Amadou Thiam « ADP Maliba est sorti de la majorité mais n’est pas de l’opposition »

Quelques après jours l’annonce du retrait de son parti, l’Alliance démocratique pour la paix (ADP-Maliba), de la majorité présidentielle, l’honorable Amadou Thiam s’exprime sur cette décision.

Quelles sont les raisons du retrait définitif de l’ADP-Maliba de la majorité présidentielle ?

Nous avons été saisis par la base militante du parti qui a réclamé le retour aux fondamentaux de notre engagement lorsque nous avons accepté de conduire en 2013 la campagne du président de la République. Il s’agissait, entre autres, de la lutte contre la corruption et de la résolution de la crise du Nord. Aujourd’hui, la gouvernance actuelle s’est éloignée de ces fondamentaux. Aussi, la Convention de la majorité présidentielle (CMP) n’est pas arrivée à créer un espace d’échange démocratique franc sur les questions nationales. Le président de la République et l’exécutif ne consultent plus la majorité. Toutes ces raisons ont créé un vide qui apparait comme un dysfonctionnement au sein de la majorité présidentielle et de l’appareil étatique. C’est pourquoi nous avons analysé la motion de la base militante du parti. Depuis quelques semaines, nous avions entrepris une large concertation au niveau national et international, afin de recueillir les avis de nos militants sur cette question. Un très grand nombre a souhaité que le parti se retire de la majorité présidentielle. Ce retrait est pour le parti un changement de cap.

Faut-il donc considérer désormais l’ADP-Maliba comme membre de l’opposition ?

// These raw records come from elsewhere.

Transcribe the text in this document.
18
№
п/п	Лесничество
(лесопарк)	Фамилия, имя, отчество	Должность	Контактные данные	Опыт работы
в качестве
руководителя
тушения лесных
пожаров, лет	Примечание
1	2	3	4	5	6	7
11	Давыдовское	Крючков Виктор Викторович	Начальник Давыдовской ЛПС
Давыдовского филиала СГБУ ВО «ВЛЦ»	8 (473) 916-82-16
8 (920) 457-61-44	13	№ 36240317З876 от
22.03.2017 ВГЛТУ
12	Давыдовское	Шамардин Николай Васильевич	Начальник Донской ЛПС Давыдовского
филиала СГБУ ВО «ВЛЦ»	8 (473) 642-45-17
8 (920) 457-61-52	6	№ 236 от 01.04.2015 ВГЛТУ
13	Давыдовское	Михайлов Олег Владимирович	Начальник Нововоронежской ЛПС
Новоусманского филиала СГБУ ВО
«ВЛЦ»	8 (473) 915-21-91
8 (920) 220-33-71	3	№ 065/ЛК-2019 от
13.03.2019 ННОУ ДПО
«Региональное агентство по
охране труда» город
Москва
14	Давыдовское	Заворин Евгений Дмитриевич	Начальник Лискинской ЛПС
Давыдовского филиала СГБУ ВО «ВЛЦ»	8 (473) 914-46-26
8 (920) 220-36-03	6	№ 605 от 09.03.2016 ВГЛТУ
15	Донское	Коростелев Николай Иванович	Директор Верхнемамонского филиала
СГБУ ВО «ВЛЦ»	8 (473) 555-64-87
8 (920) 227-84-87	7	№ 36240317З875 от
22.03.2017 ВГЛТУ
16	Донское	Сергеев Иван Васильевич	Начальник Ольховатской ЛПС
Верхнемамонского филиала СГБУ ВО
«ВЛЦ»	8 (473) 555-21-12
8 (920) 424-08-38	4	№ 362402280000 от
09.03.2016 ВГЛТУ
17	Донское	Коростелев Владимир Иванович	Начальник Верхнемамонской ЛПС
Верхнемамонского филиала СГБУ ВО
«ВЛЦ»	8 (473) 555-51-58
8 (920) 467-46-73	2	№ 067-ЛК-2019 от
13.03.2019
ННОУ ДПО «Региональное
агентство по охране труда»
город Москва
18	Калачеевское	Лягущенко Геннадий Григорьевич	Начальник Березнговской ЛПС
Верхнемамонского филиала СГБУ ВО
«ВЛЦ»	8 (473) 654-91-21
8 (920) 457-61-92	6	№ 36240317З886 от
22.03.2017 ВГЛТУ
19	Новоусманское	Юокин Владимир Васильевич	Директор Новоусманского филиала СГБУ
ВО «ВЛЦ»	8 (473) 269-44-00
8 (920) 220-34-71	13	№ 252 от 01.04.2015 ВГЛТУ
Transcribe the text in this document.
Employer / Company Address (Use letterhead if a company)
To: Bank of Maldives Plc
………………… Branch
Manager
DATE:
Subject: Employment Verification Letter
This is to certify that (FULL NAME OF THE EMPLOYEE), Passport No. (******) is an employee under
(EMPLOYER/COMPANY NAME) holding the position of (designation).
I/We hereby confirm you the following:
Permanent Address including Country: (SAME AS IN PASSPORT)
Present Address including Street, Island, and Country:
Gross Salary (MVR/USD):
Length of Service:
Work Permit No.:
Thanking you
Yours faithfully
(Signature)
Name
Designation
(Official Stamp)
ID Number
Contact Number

Aujourd’hui le mandat que le parti a reçu c’est de se retirer de la majorité. Les militants ont également décidé que nous organisions une conférence nationale qui va définir le nouveau cap et l’orientation politique du parti. Pour l’instant, ADP-Maliba est sorti de la majorité mais n’est pas de l’opposition. Les concertations vont continuer jusqu’à la conférence nationale que nous souhaitons organiser dès que possible. C’est seulement à l’issue de cela que nous pourrons véritablement donner une réponse à cette question.

Quelle est votre ligne de conduite en attendant cette décision ?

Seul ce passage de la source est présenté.